La Russa, however, said that isn't how umpires are instructed to make that call. In fact, he said, the opposite interpretation is true -- that umpires are being instructed that a catch is only complete when the ball hits the first baseman's glove, not when it first reaches the glove.

The reason for that, he said, is that umpires on the field are taught to make that call by "watching the foot hitting the bag and listening to when the ball hits the glove. And the most important sound, when they're listening, is the ball hitting the back of the glove, because that's what makes the loudest sound.

"So what's upsetting John about this call is explainable," La Russa added. "The way the replay umpires are looking at it, it's when the ball hits the back of the glove, that's when it's deemed a catch."

La Russa said he spent three days last week observing and working with umpires and technicians in the replay command center, but he was not there Saturday, when a review of a play at second base in another Red Sox-Yankees game also went against Boston.

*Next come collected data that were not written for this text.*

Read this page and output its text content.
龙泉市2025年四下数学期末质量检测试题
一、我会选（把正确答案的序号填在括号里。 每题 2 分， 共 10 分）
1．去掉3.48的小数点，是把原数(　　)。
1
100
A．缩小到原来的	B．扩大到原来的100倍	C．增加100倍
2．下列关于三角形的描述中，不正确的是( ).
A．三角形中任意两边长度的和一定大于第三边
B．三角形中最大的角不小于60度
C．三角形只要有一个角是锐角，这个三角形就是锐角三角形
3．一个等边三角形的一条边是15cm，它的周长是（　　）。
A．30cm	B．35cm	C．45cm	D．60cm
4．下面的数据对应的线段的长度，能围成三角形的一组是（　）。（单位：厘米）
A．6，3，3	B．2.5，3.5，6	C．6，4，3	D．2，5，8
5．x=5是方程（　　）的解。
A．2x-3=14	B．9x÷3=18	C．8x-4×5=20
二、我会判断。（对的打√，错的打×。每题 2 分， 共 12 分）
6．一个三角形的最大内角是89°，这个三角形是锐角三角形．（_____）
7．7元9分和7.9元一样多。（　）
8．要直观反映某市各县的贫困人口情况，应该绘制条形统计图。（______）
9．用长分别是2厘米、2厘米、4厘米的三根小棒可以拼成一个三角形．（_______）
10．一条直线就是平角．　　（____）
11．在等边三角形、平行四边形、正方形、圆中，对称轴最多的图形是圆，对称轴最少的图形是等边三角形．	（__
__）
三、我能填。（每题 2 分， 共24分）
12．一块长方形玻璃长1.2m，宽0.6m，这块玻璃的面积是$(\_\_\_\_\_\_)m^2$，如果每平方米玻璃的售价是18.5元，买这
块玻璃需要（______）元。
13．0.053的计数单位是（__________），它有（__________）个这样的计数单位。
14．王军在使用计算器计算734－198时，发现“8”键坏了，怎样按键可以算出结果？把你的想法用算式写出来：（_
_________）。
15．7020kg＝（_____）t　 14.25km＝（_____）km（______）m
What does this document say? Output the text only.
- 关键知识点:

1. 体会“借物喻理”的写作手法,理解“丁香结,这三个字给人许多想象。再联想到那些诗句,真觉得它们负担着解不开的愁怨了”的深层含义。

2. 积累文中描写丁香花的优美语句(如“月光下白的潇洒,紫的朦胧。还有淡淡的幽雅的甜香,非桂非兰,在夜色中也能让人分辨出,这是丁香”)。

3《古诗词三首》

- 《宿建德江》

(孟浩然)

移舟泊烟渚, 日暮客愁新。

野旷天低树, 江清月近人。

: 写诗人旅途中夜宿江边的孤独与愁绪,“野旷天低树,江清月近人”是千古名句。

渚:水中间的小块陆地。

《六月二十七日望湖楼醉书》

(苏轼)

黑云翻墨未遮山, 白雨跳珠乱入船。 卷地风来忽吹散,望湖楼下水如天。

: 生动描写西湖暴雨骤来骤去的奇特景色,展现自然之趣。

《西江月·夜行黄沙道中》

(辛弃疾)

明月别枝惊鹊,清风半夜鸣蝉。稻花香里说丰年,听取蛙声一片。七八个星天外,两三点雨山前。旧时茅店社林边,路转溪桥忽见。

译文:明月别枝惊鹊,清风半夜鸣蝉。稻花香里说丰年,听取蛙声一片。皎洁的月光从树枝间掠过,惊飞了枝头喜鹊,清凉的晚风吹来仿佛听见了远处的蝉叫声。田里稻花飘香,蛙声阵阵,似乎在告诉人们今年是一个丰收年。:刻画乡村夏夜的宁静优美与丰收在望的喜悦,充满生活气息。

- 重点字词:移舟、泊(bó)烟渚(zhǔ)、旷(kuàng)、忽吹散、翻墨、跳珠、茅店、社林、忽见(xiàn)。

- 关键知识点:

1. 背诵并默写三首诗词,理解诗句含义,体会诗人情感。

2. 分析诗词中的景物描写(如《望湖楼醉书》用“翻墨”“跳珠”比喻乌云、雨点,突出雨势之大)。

In that game, Farrell challenged a call that ruled that the Yankees' Dean Anna was safe at second on a double to right field. Replays later showed that Anna's foot came off the bag while Red Sox shortstop Xander Bogaerts was still applying a prolonged tag. That safe call was upheld by the replay umpires, but MLB issued a statement Saturday night acknowledging that the call should have been reversed.

La Russa said he "didn't know exactly what mistake was made" during that review but said he thought people like Farrell should be viewing MLB's statement -- admitting that an incorrect call was made -- as encouraging.

"I applaud the honesty of that response," La Russa said. "If I were in uniform right now, or if I were an owner or a fan, I would have been excited to see that MLB [isn't claiming that] 'we're never wrong.'"

Farrell later questioned whether the replay officials had seen all the angles that his team had seen. Later that day, Washington Nationals manager Matt Williams expressed similar concerns about a review of a call at first base that went against his team in Atlanta.

"I'm extremely frustrated by the process at this point," Williams said after that game, "because if they're seeing the same feed that we're seeing, I don't know how he's out."

La Russa said Monday that "there are no views they're getting in their clubhouse that [the replay command center in] New York is not getting."

While there has been furor over several missed calls despite the presence of replay, La Russa said there have been five or six games where the use of replay corrected a call that would have changed the outcome of a game. So he defended the system to critics who have focused on the mistakes, controversies and delays rather than the many correct calls that have been made.

"What, in my opinion, has been remarkable is that, after two weeks, the process has been as efficient as it's been, when you consider all the reviews of these calls, the response of this system and all the moving parts," La Russa said. "If you had told me at the beginning, when we started this, that two weeks later, the hiccups would have been so few and far between, I would have challenged that."